In June 2018, after Abraaj had filed for provisional liquidation in the Cayman Islands, Air Arabia disclosed that “it had an exposure of $336 million to Abraaj through funds and short-term loans.” That exposure – the largest of any publicly-listed UAE companies — reportedly stemmed from Abraaj’s borrowing money from Air Arabia, on whose board Naqvi had sat at the time. Abraaj, however, then used the funds to cover shortfalls in one of the Abraaj funds and mislead investors, according to federal prosecutors in the United States. In July 2018, arbitration proceedings concerning Abraaj and Air Arabia took place.
In January 2019, Air Arabia, which had already filed claims in the Abraaj liquidations, filed a misdemeanor case against Naqvi in a Sharjah court, reportedly making Air Arabia the first publicly-traded firm to initiate legal proceedings against Abraaj. Subsequently, Air Arabia reported a full-year loss of $166 million “after booking impairments to cover its $336 million exposure to Abraaj.”

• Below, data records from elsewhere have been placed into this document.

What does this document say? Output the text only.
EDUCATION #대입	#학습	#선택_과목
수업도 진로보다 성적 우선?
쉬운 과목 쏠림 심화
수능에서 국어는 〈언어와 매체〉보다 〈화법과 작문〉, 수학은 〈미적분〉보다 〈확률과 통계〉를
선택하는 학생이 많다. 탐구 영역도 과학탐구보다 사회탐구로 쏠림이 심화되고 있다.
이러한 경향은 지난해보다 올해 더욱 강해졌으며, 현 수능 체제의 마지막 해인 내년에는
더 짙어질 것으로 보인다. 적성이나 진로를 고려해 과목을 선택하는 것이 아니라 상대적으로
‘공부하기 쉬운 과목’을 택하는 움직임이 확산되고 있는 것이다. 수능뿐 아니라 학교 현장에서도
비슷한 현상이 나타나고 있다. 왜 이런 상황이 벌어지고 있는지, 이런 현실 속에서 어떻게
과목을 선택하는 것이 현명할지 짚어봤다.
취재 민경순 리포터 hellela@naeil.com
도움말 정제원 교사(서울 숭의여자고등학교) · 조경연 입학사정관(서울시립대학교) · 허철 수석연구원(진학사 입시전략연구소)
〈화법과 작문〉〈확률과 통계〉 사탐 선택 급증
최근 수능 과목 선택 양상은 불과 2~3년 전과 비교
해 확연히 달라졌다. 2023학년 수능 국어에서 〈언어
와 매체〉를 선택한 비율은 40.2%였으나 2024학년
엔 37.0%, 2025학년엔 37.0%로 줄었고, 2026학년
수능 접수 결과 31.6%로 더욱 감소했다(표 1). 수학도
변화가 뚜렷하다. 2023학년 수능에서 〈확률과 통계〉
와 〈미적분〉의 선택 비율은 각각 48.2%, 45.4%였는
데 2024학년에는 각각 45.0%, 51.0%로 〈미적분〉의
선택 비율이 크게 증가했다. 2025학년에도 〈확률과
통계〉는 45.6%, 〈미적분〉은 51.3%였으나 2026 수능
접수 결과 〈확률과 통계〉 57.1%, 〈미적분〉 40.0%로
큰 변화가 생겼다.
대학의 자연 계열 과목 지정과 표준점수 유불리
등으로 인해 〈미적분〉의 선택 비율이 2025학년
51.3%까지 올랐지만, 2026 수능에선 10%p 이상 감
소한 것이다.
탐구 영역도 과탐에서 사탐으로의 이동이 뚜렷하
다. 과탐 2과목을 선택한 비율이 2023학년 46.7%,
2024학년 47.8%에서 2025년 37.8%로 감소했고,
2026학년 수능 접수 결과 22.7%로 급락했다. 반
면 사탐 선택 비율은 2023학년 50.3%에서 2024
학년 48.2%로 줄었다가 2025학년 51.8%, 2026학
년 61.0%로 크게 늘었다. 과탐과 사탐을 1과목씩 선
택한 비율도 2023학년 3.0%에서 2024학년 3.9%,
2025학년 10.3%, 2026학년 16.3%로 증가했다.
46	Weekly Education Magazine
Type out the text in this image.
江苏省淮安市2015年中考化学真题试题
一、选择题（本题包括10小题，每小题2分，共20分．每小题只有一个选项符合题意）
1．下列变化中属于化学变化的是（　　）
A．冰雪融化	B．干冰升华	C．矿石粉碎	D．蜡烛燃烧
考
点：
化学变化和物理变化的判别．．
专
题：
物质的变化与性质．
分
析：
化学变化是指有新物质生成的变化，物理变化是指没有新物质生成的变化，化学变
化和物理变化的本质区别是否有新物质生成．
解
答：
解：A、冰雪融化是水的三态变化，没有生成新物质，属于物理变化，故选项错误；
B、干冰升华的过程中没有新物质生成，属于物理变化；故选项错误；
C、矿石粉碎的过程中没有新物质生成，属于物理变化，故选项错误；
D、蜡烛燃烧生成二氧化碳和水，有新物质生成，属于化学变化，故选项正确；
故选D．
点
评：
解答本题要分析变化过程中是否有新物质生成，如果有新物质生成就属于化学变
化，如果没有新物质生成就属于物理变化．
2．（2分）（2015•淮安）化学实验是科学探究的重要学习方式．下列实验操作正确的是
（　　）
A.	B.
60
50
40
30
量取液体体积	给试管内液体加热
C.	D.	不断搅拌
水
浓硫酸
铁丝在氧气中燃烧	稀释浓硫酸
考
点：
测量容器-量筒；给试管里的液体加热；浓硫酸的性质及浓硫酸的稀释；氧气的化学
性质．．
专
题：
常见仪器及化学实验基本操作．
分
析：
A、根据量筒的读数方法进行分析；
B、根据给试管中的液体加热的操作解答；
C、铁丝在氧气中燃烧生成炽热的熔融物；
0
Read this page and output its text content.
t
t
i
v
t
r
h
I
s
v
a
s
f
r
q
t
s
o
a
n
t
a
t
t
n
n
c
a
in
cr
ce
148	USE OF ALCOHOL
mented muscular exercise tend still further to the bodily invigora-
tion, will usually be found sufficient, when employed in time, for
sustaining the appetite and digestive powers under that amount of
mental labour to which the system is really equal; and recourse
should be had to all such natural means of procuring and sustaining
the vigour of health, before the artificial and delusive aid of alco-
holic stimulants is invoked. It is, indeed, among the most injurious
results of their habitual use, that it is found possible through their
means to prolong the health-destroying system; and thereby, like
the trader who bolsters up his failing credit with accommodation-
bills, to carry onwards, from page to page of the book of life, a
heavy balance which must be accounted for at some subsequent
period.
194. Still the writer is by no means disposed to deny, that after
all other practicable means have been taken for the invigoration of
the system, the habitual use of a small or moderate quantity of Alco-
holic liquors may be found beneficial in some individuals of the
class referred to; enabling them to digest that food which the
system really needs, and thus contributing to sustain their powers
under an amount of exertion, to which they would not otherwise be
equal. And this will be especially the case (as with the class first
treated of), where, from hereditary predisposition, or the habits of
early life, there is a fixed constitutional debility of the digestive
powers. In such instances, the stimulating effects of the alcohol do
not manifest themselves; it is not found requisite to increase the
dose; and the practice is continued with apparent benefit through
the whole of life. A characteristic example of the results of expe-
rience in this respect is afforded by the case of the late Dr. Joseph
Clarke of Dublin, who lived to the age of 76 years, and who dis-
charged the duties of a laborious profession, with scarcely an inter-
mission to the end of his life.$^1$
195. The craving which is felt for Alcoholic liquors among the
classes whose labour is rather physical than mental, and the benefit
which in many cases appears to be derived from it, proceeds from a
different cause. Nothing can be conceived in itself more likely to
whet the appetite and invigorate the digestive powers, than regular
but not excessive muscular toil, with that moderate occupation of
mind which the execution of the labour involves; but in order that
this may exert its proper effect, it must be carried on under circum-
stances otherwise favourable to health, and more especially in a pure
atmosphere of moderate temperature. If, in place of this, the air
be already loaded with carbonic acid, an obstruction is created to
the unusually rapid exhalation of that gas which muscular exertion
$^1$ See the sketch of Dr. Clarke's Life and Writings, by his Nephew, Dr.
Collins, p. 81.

Note: UAE authorities are unlikely to obtain custody of Naqvi for the foreseeable future. Naqvi is currently in the United Kingdom, challenging his extradition to the United States. If extradited and convicted in the United States, Naqvi could face a sentence of decades of imprisonment, given the massive amount of the alleged fraud, as well as substantial civil penalties and disgorgement of ill-gotten gains in civil litigation that the Securities and Exchange Commission has filed.